Tuesday, April 9, 2013

Just Some Thoughts

Sometimes I will sit down to write on my blog at the end of the day, not quite sure if I am even going to post what I write.  At times it just feels too personal.  But I also enjoy feeling the catharsis that comes with sharing some of my thoughts and feelings.  And I certainly always love the support.  But I often feel greedy asking for it.  I often feel selfish. Everyone is going through their own struggles, they are getting by in their own worlds.  And it feels a bit risky, even if it just out in the "blogosphere."

I have been thinking about my sweet Holland lately.  It probably seems as if I am always writing that, but it isn't always the case.  I obviously think about her every day, but there are times where I seemed to be fixed on some element of grieving her.  And it seems to take up a lot of space in my mind when it's quiet.  But often I think about her as a simple passing thought.
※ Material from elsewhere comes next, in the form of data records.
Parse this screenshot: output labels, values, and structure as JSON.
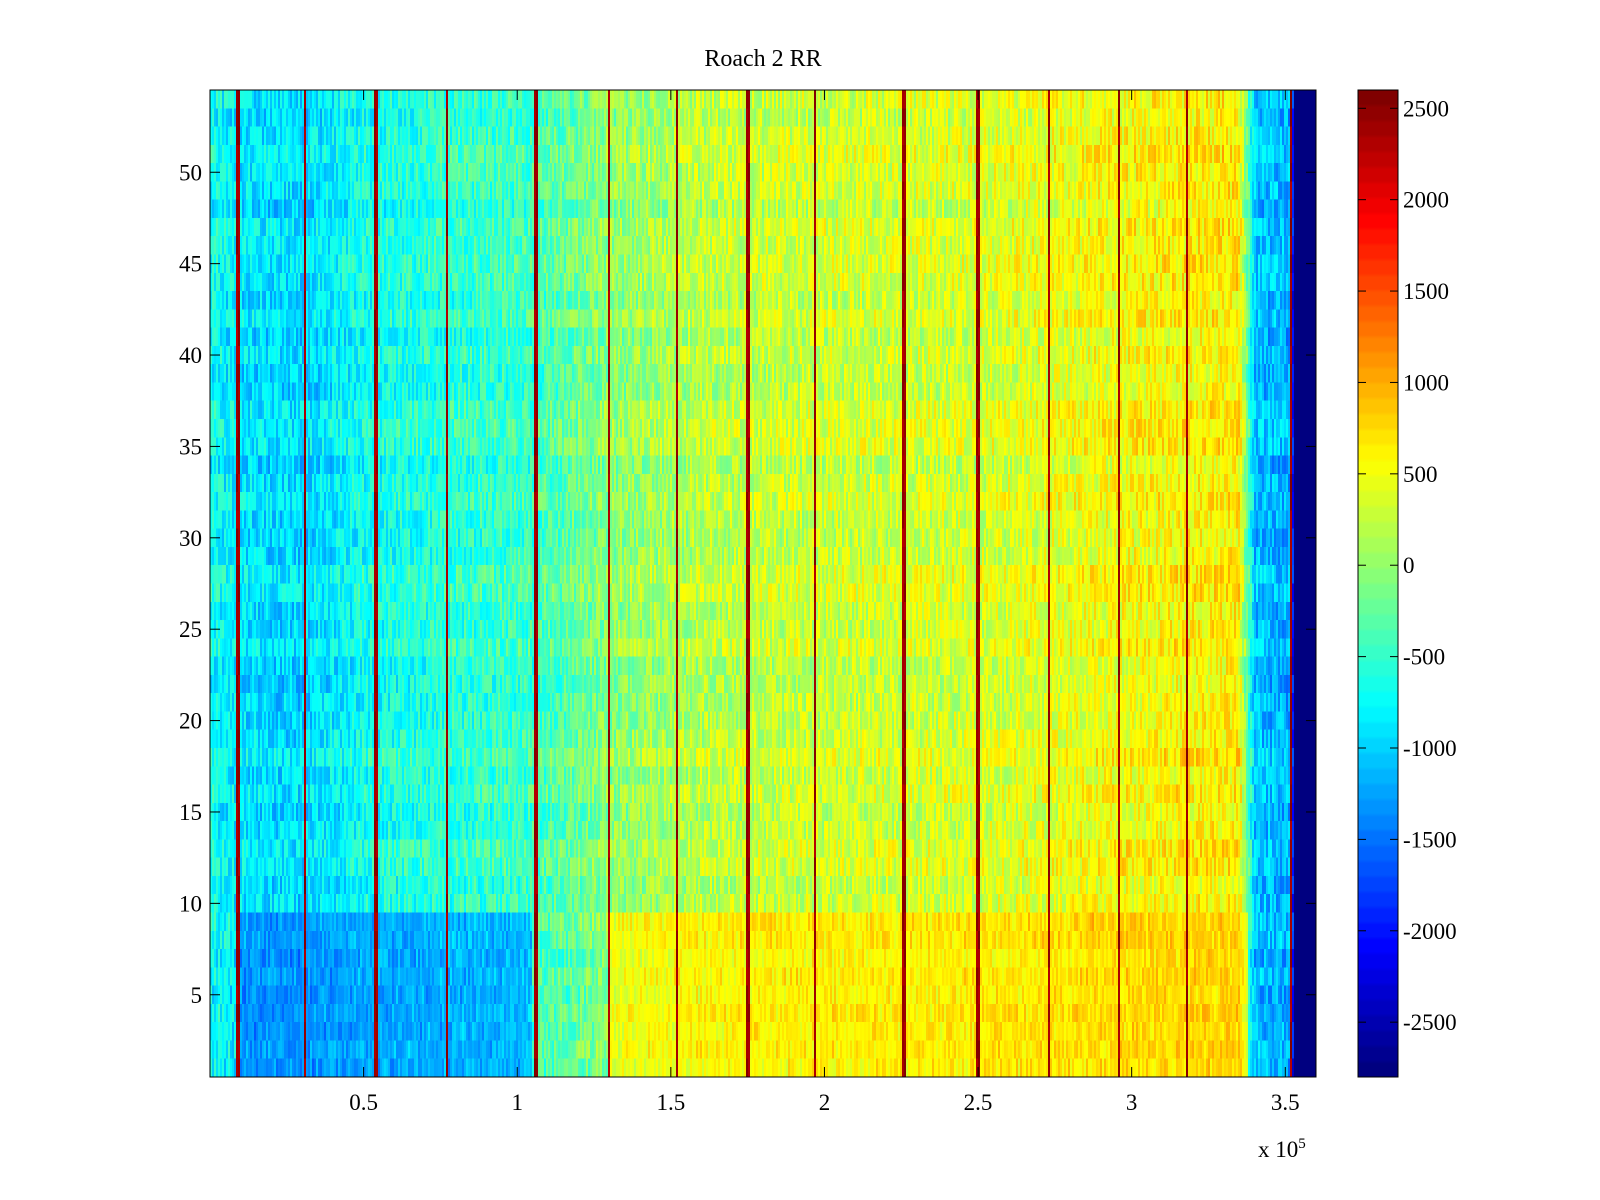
{
  "chart_data": {
    "type": "heatmap",
    "title": "Roach 2 RR",
    "xlabel": "",
    "ylabel": "",
    "x_multiplier": "x 10",
    "x_multiplier_exp": "5",
    "xlim": [
      0,
      3.6
    ],
    "ylim": [
      0.5,
      54.5
    ],
    "x_ticks": [
      0.5,
      1,
      1.5,
      2,
      2.5,
      3,
      3.5
    ],
    "x_tick_labels": [
      "0.5",
      "1",
      "1.5",
      "2",
      "2.5",
      "3",
      "3.5"
    ],
    "y_ticks": [
      5,
      10,
      15,
      20,
      25,
      30,
      35,
      40,
      45,
      50
    ],
    "y_tick_labels": [
      "5",
      "10",
      "15",
      "20",
      "25",
      "30",
      "35",
      "40",
      "45",
      "50"
    ],
    "rows": 54,
    "colormap": "jet",
    "clim": [
      -2800,
      2600
    ],
    "colorbar_ticks": [
      2500,
      2000,
      1500,
      1000,
      500,
      0,
      -500,
      -1000,
      -1500,
      -2000,
      -2500
    ],
    "colorbar_tick_labels": [
      "2500",
      "2000",
      "1500",
      "1000",
      "500",
      "0",
      "-500",
      "-1000",
      "-1500",
      "-2000",
      "-2500"
    ],
    "column_trend": [
      {
        "x": 0.0,
        "value": -700
      },
      {
        "x": 0.1,
        "value": -900
      },
      {
        "x": 0.3,
        "value": -1000
      },
      {
        "x": 0.5,
        "value": -700
      },
      {
        "x": 0.8,
        "value": -550
      },
      {
        "x": 1.05,
        "value": -450
      },
      {
        "x": 1.3,
        "value": -50
      },
      {
        "x": 1.6,
        "value": 200
      },
      {
        "x": 2.0,
        "value": 300
      },
      {
        "x": 2.5,
        "value": 350
      },
      {
        "x": 3.0,
        "value": 550
      },
      {
        "x": 3.35,
        "value": 650
      },
      {
        "x": 3.4,
        "value": -1100
      },
      {
        "x": 3.52,
        "value": -1200
      },
      {
        "x": 3.53,
        "value": -2800
      },
      {
        "x": 3.6,
        "value": -2800
      }
    ],
    "low_rows_region": {
      "rows": [
        1,
        9
      ],
      "x_range": [
        0.1,
        1.05
      ],
      "value": -1600
    },
    "high_rows_region": {
      "rows": [
        1,
        9
      ],
      "x_range": [
        1.3,
        3.38
      ],
      "value": 1000
    },
    "high_stripes_x": [
      0.09,
      0.31,
      0.54,
      0.77,
      1.06,
      1.3,
      1.52,
      1.75,
      1.97,
      2.26,
      2.5,
      2.73,
      2.96,
      3.18,
      3.52
    ]
  }
}
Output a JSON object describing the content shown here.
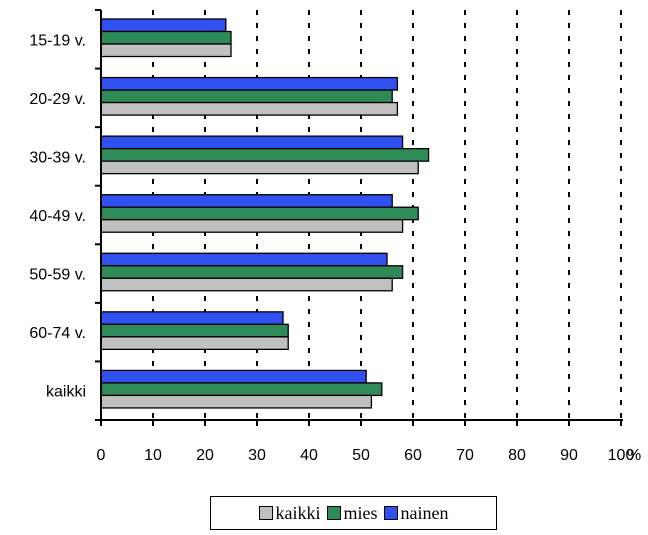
{
  "chart_data": {
    "type": "bar",
    "orientation": "horizontal",
    "categories": [
      "15-19 v.",
      "20-29 v.",
      "30-39 v.",
      "40-49 v.",
      "50-59 v.",
      "60-74 v.",
      "kaikki"
    ],
    "series": [
      {
        "name": "nainen",
        "color": "#3050F0",
        "values": [
          24,
          57,
          58,
          56,
          55,
          35,
          51
        ]
      },
      {
        "name": "mies",
        "color": "#2E8B57",
        "values": [
          25,
          56,
          63,
          61,
          58,
          36,
          54
        ]
      },
      {
        "name": "kaikki",
        "color": "#C0C0C0",
        "values": [
          25,
          57,
          61,
          58,
          56,
          36,
          52
        ]
      }
    ],
    "x_ticks": [
      "0",
      "10",
      "20",
      "30",
      "40",
      "50",
      "60",
      "70",
      "80",
      "90",
      "100"
    ],
    "xlim": [
      0,
      100
    ],
    "unit_label": "%",
    "grid": "vertical-dashed",
    "legend": {
      "placement": "bottom",
      "entries": [
        {
          "label": "kaikki",
          "color": "#C0C0C0"
        },
        {
          "label": "mies",
          "color": "#2E8B57"
        },
        {
          "label": "nainen",
          "color": "#3050F0"
        }
      ]
    }
  }
}
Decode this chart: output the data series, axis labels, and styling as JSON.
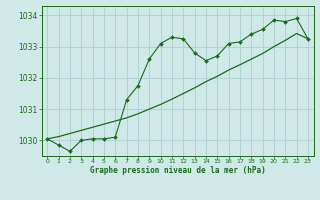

For Easter we were in Florida with Nick's family at Disneyworld.  It was a total blast.  Chaotic and crowded, but a blast all the same.  And Briz and her cousins got very spoiled by their grandparents (no surprise there!).  And I was a bit torn because I thought that I would do Easter in our home when we got back.  It seemed kind of silly and I felt like Briz was already way too spoiled, so I just figured I would forget about it, no big deal.  But even though it was kind of silly, it felt like a loss.  I have a few marked occasions where I get to include Holland into our family traditions, and celebrating spiritual Holidays like Easter and Christmas are a few of those times.  So I missed it and I missed her.  Easter holds such more meaning to me than it ever did before, because my testimony of resurrection is so real now.  And I get to think about reuniting with my daughter.  I found myself wanting to remember her around this time.  I craved it and am grateful that at the very least I am able to recognize these feelings and then do something about it.  It is sad, but it brings me peace and hope.

I get jealous of other people getting to share their beautiful children with the world, which is probably why  I share way too much of Briz.  I don't like feeling that Holland is just my secret baby that I can't talk about because the sadness is uncomfortable.  Her mortal life was short but she is still my daughter and often all I have to share of her are the feelings I am left with.  But I am self conscious of being "pushy" and constantly reminding people of my dead daughter.  I want to talk about her as much as I talk about my other daughter, but she isn't growing up in front of people's eyes, I don't have new pictures of her or new stories to tell.  I have my grief and my few brief memories.  And I have my faith and spiritual experiences.  Well, that and other babies around me that I just want to love way too much!

On another note concerning Easter, this is the Easter song Briz learned and she loves it.  I love hearing her sing it, as well.






1 comment:

Carly said...

I love hearing/reading about Holly. I am so sorry you don't get to have new stories to share about her right now, but please write everything you want to about her!